LOS ANGELES (AP) — Experts and advocacy groups are warning that many of the immigrants living in the U.S. without legal permission will not seek proper medical attention if they are sick as worries about the spread of the new coronavirus grow.
U.S. Immigration and Customs Enforcement officials say the agency will focus deportation efforts on public safety threats and people with criminal records during the coronavirus crisis, a policy that roughly resembles its approach during President Barack Obama’s final two years in office.
But many immigrants remain hesitant to seek treatment.
“People won’t get tested, and we won’t be able to control infections,” one man living in Los Angeles without permission told The Associated Press. He asked not to be identified out of fear he could be deported.
“We are afraid to go and get tested, not knowing if immigration agents are going to be there doing their work,” he said. “It’s very, very hard.”
Almost immediately after taking office, President Donald Trump scrapped the Obama administration’s strategy to limit deportations to public safety threats, convicted criminals and recent border crossers, effectively making anyone vulnerable who is in the country without permission.

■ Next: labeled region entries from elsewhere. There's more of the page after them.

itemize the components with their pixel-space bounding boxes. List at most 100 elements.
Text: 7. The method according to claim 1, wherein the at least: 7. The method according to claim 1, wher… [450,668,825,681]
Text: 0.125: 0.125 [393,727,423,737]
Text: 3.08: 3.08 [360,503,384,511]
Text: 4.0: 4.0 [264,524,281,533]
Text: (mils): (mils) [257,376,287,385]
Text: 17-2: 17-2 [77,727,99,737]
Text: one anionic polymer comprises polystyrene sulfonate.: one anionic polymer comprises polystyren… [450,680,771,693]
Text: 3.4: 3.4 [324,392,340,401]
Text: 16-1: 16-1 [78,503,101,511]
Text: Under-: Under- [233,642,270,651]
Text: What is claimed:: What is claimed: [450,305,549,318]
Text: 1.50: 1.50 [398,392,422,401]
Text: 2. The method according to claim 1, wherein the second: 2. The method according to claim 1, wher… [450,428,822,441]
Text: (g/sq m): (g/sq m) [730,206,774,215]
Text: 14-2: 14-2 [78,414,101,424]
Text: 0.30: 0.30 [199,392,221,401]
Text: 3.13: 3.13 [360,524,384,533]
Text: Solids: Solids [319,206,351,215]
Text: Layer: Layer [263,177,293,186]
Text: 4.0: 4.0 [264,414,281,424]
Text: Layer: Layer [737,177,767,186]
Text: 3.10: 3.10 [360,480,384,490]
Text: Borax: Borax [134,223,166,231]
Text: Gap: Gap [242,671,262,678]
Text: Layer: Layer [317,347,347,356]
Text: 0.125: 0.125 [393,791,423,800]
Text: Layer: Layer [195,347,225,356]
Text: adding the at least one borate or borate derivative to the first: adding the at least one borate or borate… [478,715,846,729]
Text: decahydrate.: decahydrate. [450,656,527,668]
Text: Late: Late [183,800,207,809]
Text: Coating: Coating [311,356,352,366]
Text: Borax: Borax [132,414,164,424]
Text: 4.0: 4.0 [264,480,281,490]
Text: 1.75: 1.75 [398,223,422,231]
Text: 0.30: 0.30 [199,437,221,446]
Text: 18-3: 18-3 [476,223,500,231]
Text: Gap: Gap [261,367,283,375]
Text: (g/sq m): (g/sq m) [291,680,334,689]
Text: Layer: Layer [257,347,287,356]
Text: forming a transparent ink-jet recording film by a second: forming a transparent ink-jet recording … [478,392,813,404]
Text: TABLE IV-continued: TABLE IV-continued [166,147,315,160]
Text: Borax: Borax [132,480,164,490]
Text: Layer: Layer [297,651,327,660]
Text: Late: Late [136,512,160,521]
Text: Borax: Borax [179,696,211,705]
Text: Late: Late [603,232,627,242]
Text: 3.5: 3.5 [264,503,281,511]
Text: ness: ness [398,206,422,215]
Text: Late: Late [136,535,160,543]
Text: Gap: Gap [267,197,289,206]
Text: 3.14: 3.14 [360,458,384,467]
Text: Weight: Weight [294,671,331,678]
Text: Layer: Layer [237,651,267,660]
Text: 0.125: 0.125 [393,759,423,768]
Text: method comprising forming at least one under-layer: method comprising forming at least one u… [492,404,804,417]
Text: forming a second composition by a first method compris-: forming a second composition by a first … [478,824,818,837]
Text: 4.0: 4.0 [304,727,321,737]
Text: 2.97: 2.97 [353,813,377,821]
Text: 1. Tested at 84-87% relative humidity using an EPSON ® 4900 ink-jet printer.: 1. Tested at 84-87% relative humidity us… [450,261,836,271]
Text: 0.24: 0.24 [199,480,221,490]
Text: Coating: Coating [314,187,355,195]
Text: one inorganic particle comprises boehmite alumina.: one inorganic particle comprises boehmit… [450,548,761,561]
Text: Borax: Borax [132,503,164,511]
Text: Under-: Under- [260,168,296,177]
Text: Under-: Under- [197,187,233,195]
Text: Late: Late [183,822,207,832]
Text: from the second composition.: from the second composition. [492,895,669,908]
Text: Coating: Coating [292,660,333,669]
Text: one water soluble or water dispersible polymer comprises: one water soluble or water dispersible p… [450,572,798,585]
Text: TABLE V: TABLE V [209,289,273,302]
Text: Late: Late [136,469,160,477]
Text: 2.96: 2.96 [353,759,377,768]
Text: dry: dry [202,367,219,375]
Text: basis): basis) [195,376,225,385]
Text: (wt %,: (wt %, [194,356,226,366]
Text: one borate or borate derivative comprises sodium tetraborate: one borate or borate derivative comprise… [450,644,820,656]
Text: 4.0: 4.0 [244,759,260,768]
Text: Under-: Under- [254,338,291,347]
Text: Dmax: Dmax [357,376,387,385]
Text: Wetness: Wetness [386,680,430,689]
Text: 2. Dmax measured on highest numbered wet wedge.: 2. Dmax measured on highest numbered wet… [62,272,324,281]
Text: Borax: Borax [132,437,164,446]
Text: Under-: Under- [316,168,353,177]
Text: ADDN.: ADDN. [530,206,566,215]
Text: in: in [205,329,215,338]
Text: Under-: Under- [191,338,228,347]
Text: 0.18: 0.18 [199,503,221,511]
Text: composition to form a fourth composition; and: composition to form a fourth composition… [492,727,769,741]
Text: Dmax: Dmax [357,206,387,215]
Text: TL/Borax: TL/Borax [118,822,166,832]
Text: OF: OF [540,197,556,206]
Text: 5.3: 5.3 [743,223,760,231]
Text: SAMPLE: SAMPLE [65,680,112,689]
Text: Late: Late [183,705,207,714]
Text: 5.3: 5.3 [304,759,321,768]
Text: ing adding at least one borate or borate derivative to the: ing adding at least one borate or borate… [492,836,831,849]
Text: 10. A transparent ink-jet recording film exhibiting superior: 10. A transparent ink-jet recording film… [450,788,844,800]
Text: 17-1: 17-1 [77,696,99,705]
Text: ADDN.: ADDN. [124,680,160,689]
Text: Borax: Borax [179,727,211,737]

California has at least 870 confirmed cases of coronavirus and 16 deaths, according to a tally by Johns Hopkins University.
Natalia Molina, an expert on American studies and ethnicity who teaches at the University of Southern California, says this has happened with disease outbreaks in the past.
“The problem here is even more urgent because now we have a pandemic. This isn’t something about flu season or maybe even a tuberculosis hotspot, this is something that could affect us all,” she said.
For most people, the new coronavirus causes only mild or moderate symptoms, such as fever and cough. For some, especially older adults and people with existing health problems, it can cause more severe illness, including pneumonia.
The vast majority of people recover from the new virus. According to the World Health Organization, people with mild illness recover in about two weeks, while those with more severe illness may take three to six weeks to recover.